Submitted to: Computers and Electronics in Agriculture
Publication Type: Peer Reviewed Journal
Publication Acceptance Date: 5/13/2021
Publication Date: 5/23/2021
Citation: Vong, C., Conway, L.S., Zhou, J., Kitchen, N.R., Sudduth, K.A. 2021. Early corn stand count of different cropping systems using UAV-imagery and deep learning. Computers and Electronics in Agriculture. 186. Article 106214. https://doi.org/10.1016/j.compag.2021.106214.
DOI: https://doi.org/10.1016/j.compag.2021.106214

Interpretive Summary: Corn seed sometimes does not germinate well nor emerge uniformly from one plant to another, particularly when soils are cold and wet.

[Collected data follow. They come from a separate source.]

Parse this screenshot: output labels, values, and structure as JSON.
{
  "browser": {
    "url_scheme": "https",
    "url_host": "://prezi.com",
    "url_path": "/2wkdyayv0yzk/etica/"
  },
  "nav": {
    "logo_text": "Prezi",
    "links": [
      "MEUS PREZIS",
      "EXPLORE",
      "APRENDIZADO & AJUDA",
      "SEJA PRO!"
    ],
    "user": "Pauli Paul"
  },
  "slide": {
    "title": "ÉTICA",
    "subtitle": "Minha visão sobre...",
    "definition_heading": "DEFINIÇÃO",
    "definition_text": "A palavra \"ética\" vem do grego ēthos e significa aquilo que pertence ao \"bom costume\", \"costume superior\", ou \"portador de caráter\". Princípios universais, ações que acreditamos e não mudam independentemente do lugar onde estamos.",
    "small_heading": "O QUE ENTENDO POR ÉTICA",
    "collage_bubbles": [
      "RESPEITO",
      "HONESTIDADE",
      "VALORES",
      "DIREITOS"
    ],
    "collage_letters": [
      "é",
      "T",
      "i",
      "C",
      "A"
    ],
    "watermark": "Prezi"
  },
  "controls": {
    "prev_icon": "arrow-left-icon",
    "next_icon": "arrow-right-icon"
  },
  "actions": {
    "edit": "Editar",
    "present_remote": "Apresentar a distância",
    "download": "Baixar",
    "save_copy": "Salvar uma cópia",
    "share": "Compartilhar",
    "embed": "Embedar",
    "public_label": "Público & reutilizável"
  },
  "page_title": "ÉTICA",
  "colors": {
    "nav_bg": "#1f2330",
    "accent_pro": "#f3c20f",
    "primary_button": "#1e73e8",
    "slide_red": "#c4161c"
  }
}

When corn plants do not emergence at about the same time (e.g., within a day or two of each other) or when some seeds don’t emerge at all, grain yield can be reduced. Faced with these conditions farmers then have to decide whether they should replant portions or all of a field. To help in making replanting decisions, automated tools are needed to help farmers quickly evaluate early-season corn stands. This research evaluated unmanned aerial vehicle (UAV) images for estimating early-season corn stand in three different cropping systems (CS). These CS differed by tillage, rotation, and use of cover crops. One of the outcomes of this research was the development of a sophisticated modeling method that processed the UAV image details in a way that plant, soil, and dead plant residues could be identified. This step was needed before the small corn plants could be counted. Results were very good for all three CS, explaining more than 90% of the variation in corn stand. However, the CS that included a tillage operation before planting was best. Next in performance order was a no-till CS, and finally a no-till CS with cover crops. While the use of UAV imagery and modeling for estimating early corn stand count was successful, its accuracy was affected by soil and crop management practices. If this process could be more completely automated, farmers could utilize UAV scouting to identify fields or portions of fields that need replanting.

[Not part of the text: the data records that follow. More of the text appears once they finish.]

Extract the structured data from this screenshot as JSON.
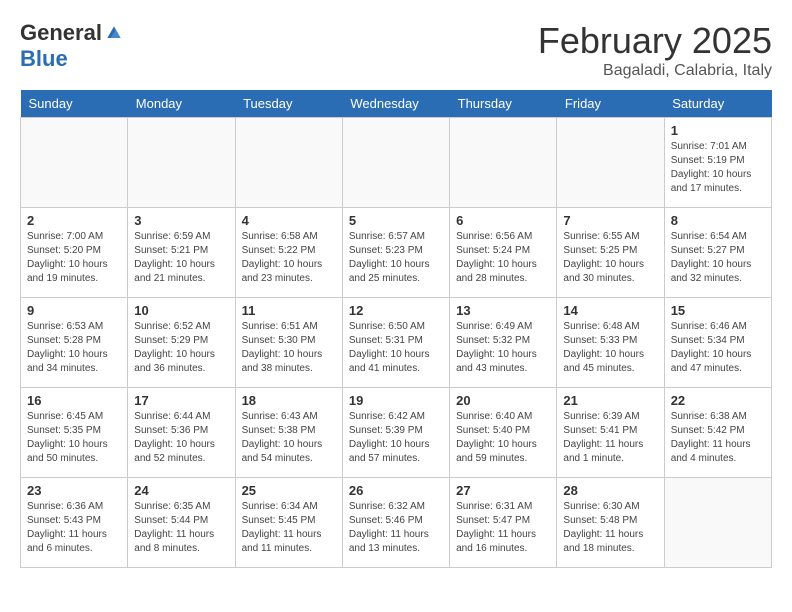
{
  "header": {
    "logo_general": "General",
    "logo_blue": "Blue",
    "month_title": "February 2025",
    "subtitle": "Bagaladi, Calabria, Italy"
  },
  "days_of_week": [
    "Sunday",
    "Monday",
    "Tuesday",
    "Wednesday",
    "Thursday",
    "Friday",
    "Saturday"
  ],
  "weeks": [
    [
      {
        "day": "",
        "info": ""
      },
      {
        "day": "",
        "info": ""
      },
      {
        "day": "",
        "info": ""
      },
      {
        "day": "",
        "info": ""
      },
      {
        "day": "",
        "info": ""
      },
      {
        "day": "",
        "info": ""
      },
      {
        "day": "1",
        "info": "Sunrise: 7:01 AM\nSunset: 5:19 PM\nDaylight: 10 hours\nand 17 minutes."
      }
    ],
    [
      {
        "day": "2",
        "info": "Sunrise: 7:00 AM\nSunset: 5:20 PM\nDaylight: 10 hours\nand 19 minutes."
      },
      {
        "day": "3",
        "info": "Sunrise: 6:59 AM\nSunset: 5:21 PM\nDaylight: 10 hours\nand 21 minutes."
      },
      {
        "day": "4",
        "info": "Sunrise: 6:58 AM\nSunset: 5:22 PM\nDaylight: 10 hours\nand 23 minutes."
      },
      {
        "day": "5",
        "info": "Sunrise: 6:57 AM\nSunset: 5:23 PM\nDaylight: 10 hours\nand 25 minutes."
      },
      {
        "day": "6",
        "info": "Sunrise: 6:56 AM\nSunset: 5:24 PM\nDaylight: 10 hours\nand 28 minutes."
      },
      {
        "day": "7",
        "info": "Sunrise: 6:55 AM\nSunset: 5:25 PM\nDaylight: 10 hours\nand 30 minutes."
      },
      {
        "day": "8",
        "info": "Sunrise: 6:54 AM\nSunset: 5:27 PM\nDaylight: 10 hours\nand 32 minutes."
      }
    ],
    [
      {
        "day": "9",
        "info": "Sunrise: 6:53 AM\nSunset: 5:28 PM\nDaylight: 10 hours\nand 34 minutes."
      },
      {
        "day": "10",
        "info": "Sunrise: 6:52 AM\nSunset: 5:29 PM\nDaylight: 10 hours\nand 36 minutes."
      },
      {
        "day": "11",
        "info": "Sunrise: 6:51 AM\nSunset: 5:30 PM\nDaylight: 10 hours\nand 38 minutes."
      },
      {
        "day": "12",
        "info": "Sunrise: 6:50 AM\nSunset: 5:31 PM\nDaylight: 10 hours\nand 41 minutes."
      },
      {
        "day": "13",
        "info": "Sunrise: 6:49 AM\nSunset: 5:32 PM\nDaylight: 10 hours\nand 43 minutes."
      },
      {
        "day": "14",
        "info": "Sunrise: 6:48 AM\nSunset: 5:33 PM\nDaylight: 10 hours\nand 45 minutes."
      },
      {
        "day": "15",
        "info": "Sunrise: 6:46 AM\nSunset: 5:34 PM\nDaylight: 10 hours\nand 47 minutes."
      }
    ],
    [
      {
        "day": "16",
        "info": "Sunrise: 6:45 AM\nSunset: 5:35 PM\nDaylight: 10 hours\nand 50 minutes."
      },
      {
        "day": "17",
        "info": "Sunrise: 6:44 AM\nSunset: 5:36 PM\nDaylight: 10 hours\nand 52 minutes."
      },
      {
        "day": "18",
        "info": "Sunrise: 6:43 AM\nSunset: 5:38 PM\nDaylight: 10 hours\nand 54 minutes."
      },
      {
        "day": "19",
        "info": "Sunrise: 6:42 AM\nSunset: 5:39 PM\nDaylight: 10 hours\nand 57 minutes."
      },
      {
        "day": "20",
        "info": "Sunrise: 6:40 AM\nSunset: 5:40 PM\nDaylight: 10 hours\nand 59 minutes."
      },
      {
        "day": "21",
        "info": "Sunrise: 6:39 AM\nSunset: 5:41 PM\nDaylight: 11 hours\nand 1 minute."
      },
      {
        "day": "22",
        "info": "Sunrise: 6:38 AM\nSunset: 5:42 PM\nDaylight: 11 hours\nand 4 minutes."
      }
    ],
    [
      {
        "day": "23",
        "info": "Sunrise: 6:36 AM\nSunset: 5:43 PM\nDaylight: 11 hours\nand 6 minutes."
      },
      {
        "day": "24",
        "info": "Sunrise: 6:35 AM\nSunset: 5:44 PM\nDaylight: 11 hours\nand 8 minutes."
      },
      {
        "day": "25",
        "info": "Sunrise: 6:34 AM\nSunset: 5:45 PM\nDaylight: 11 hours\nand 11 minutes."
      },
      {
        "day": "26",
        "info": "Sunrise: 6:32 AM\nSunset: 5:46 PM\nDaylight: 11 hours\nand 13 minutes."
      },
      {
        "day": "27",
        "info": "Sunrise: 6:31 AM\nSunset: 5:47 PM\nDaylight: 11 hours\nand 16 minutes."
      },
      {
        "day": "28",
        "info": "Sunrise: 6:30 AM\nSunset: 5:48 PM\nDaylight: 11 hours\nand 18 minutes."
      },
      {
        "day": "",
        "info": ""
      }
    ]
  ]
}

Technical Abstract: Optimum plant stand density and uniformity is vital in order to maximize corn (Zea mays L.) yield potential. Assessment of stand density can occur shortly after seedlings begin to emerge, allowing for timely replant decisions. The conventional methods for evaluating an early plant stand rely on manual measurement and visual observation, which are time consuming, subjective because of the small sampling areas used, and unable to capture field-scale spatial variability. This study aimed to evaluate the feasibility of an unmanned aerial vehicle (UAV)-based imaging system for estimating early corn stand count in three cropping systems (CS) with different tillage and crop rotation practices. A UAV equipped with an on-board RGB camera was used to collect imagery of corn seedlings (~14 days after planting) of CS, i.e. minimum-till corn-soybean rotation (MTCS), no-till corn-soybean rotation (NTCS), and no-till corn-corn rotation with cover crop implementation (NTCC). An image processing workflow based on a deep learning (DL) model, U-Net, was developed for plant segmentation and stand count estimation. Results showed that the DL model performed best in segmenting seedlings in MTCS, followed by NTCS and NTCC. Similarly, accuracy for stand count estimation was highest in MTCS (R^2 = 0.95), followed by NTCS (0.94) and NTCC (0.92). Differences by CS were related to amount and distribution of soil surface residue cover, with increasing residue generally reducing the performance of the proposed method in stand count estimation. Thus, the feasibility of using UAV imagery and DL modeling for estimating early corn stand count is qualified influenced by soil and crop management practices.